LargeScaleMeanShift not working as I expect

I’m trying to use the LargeScaleMeanShift tool as this first step to carry out some benthic habitat mapping using WorldView 2 data.

This has worked successfully for me with previous analysis so I’m not sure what is happening now.

For some reason I’m getting a large polygon forming over the area of water so sub-surface features aren’t detected.

This is the image that I’m trying to classifiy

This is the result of the segmentation. You see the large polygon over the water area.

The data is fine. This is the result using a segmentation algorithm from GRASS.

I’m not sure why it’s not producing similar results with OTB.

As well as the LargeScaleMeanShift algorithm I’ve also tried with the LSMS workflow using MeanShiftSmoothing then LSMSSegmentation Then LSMSVectorization. This has given me the same results.

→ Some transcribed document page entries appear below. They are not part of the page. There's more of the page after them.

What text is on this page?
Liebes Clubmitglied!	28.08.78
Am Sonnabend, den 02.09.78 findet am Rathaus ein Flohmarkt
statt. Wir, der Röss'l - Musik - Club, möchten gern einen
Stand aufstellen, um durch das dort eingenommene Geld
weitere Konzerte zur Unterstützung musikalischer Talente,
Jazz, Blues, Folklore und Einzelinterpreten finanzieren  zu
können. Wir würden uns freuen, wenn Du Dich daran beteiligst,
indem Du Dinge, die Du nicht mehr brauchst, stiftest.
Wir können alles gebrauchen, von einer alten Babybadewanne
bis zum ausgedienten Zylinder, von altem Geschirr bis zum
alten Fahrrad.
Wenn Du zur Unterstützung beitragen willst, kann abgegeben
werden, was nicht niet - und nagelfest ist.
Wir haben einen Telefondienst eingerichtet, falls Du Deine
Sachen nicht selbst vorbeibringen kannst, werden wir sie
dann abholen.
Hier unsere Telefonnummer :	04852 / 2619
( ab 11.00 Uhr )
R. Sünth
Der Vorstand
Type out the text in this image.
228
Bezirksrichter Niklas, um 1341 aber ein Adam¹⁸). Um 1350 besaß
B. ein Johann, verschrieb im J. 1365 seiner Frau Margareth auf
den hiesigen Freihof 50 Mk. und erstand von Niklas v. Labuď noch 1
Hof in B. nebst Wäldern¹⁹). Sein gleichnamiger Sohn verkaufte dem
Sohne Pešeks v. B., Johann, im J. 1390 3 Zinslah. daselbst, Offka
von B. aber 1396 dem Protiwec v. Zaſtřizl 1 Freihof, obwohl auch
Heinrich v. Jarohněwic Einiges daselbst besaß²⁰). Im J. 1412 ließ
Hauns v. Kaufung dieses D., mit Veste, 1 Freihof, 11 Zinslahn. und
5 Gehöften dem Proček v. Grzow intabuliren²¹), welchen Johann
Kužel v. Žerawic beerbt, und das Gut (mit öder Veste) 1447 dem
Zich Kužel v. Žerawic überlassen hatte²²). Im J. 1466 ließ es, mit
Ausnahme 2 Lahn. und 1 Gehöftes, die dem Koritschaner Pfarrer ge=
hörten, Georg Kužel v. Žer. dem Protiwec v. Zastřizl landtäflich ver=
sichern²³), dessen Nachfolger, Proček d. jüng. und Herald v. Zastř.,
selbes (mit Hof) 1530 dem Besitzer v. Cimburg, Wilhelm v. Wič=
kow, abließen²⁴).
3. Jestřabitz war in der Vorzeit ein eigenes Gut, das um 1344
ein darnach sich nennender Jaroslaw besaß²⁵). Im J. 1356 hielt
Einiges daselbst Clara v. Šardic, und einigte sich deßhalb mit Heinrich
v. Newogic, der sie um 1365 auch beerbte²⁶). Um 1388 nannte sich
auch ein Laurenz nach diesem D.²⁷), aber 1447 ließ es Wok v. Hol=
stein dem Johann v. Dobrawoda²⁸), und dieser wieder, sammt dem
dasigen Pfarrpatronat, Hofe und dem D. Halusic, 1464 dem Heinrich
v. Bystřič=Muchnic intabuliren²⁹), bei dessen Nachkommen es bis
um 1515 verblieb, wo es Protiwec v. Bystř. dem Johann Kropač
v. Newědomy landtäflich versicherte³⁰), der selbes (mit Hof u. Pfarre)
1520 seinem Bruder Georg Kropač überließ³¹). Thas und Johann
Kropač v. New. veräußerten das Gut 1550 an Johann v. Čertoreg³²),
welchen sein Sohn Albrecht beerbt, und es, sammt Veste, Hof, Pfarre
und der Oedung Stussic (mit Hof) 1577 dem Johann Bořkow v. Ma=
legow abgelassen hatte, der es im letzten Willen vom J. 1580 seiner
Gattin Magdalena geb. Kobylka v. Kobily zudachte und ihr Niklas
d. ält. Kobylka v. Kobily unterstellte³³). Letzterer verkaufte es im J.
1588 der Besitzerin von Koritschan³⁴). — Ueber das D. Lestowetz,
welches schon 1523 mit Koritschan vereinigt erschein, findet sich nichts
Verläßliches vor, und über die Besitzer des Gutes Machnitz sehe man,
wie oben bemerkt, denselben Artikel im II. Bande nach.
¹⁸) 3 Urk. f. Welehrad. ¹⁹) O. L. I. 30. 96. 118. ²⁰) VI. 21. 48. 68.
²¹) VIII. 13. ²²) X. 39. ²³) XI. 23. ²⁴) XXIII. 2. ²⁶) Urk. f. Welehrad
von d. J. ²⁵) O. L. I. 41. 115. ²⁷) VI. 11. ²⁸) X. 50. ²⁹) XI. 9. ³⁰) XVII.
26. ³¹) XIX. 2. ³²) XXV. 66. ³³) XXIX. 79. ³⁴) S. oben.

Here is a close up from Spatial Filtered Displacement.tif created using MeanShiftSmoothing. I should be able to detect the dredged channels that are clearly present here.

Dear @wkcmark,

Did you try to play with the parameters ?
It might be interesting to try with a smaller value for the range radius (-ranger), so the algorithm will try to differentiate pixels with close radiometry.

Sincerely.
Julien.

Thanks for responding.

Yes I’ve tried the following

Spatial Radius: 5
Range Radius: 15

and

Spatial Radius: 2
Range Radius: 5

What values would you try?

Well, I would have tried 5 and 5. I am surprised you don’t get better results with 2 ad 5…
You may also want to reduce the Minimum Segment Size (-minsize), but I doubt it will help you in your case…

Yes this is what I can’t understand.

It has worked fine doing similar work in the past.

I am very surprised by your results. On one hand, you have a huge polygon for the underwater area. But on the other hand, the land seems to be over-segmented. I think the low Range Radius was not a good idea.

Maybe you should use different parameters for both areas. You could use a higher value for Range Radius to segment the land. Then use the ExtractROI application to generate a new image containing only the underwater area (use the huge polygon you obtained previously as input with the parameter -mode.fit.vect) and try smaller parameters on that new image.

Thanks for your suggestions I will give that a go.

I think I will also extract a small area of water first and see how it works just segmenting that.

Thanks actually I gave your 5 and 5 a go and have got better results now. I’ll play around some more and see where i get.